Thursday, April 2, 2009, Condensed Matter Biological Physics Seminar, Jeffrey L. Brodsky, Department of Biological Sciences, University of Pittsburgh, "Doing the 'Impossible': Stripping Proteins from Biological Membranes", 4:30 PM, Doherty Hall A310, CMU
 

Abstract:

A large number of proteins that play critical roles in cellular physiology transit through the secretory pathway in order to reach their final sites of action. Although most secreted proteins fold efficiently, a significant percentage achieves the folded and thus active conformations with low efficiency.  Because unfolded protein accumulation can result in defects in cellular function and in some cases apoptosis, it is critical that aberrant proteins in the secretory pathway are recognized and are then selectively destroyed. 
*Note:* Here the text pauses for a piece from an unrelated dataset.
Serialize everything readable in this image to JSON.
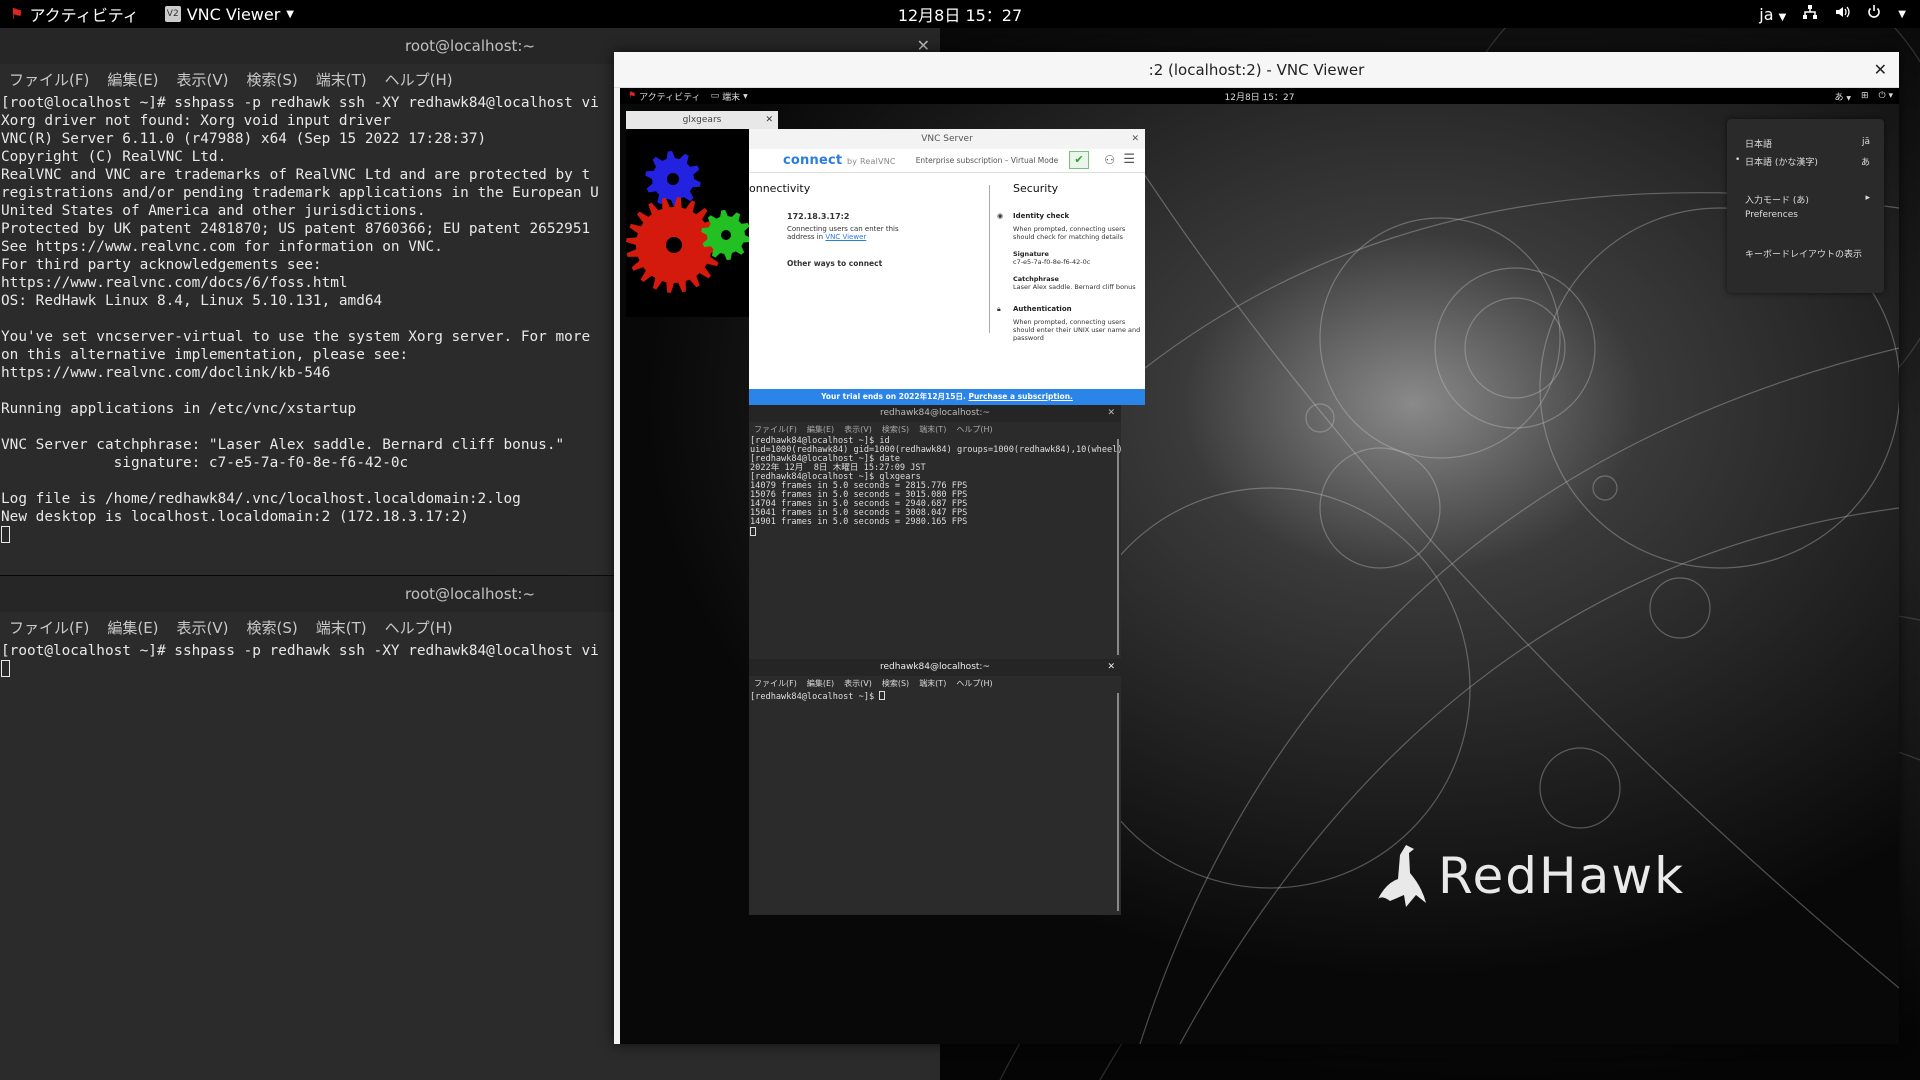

 Secreted protein “quality control” occurs in the endoplasmic reticulum (ER), and we termed this process ER associated degradation (ERAD).  During ERAD, defective polypeptides are delivered from the ER, are ubiquitinated at the ER membrane, and are destroyed by the cytoplasmic proteasome.  Even though the identity of the ERAD channel remains mysterious, one can imagine that soluble proteins are simply recognized by ER molecular chaperones and are then re-inserted into this “retro-translocation” channel before they are targeted to the proteasome.  What has been more difficult to discern is how polytopic, integral membrane proteins are recognized and delivered to the proteasome while they are embedded within the ER membrane.

Using a novel in vitro system that employed components prepared from the yeast, S. cerevisiae, we found—surprisingly—that an integral membrane protein resided in solution prior to its degradation.  Moreover, membrane extraction required an ATP-utilizing enzyme complex, known as Cdc48/p97.  Current efforts are being directed to better define the energetic requirements for membrane protein extraction from the ER.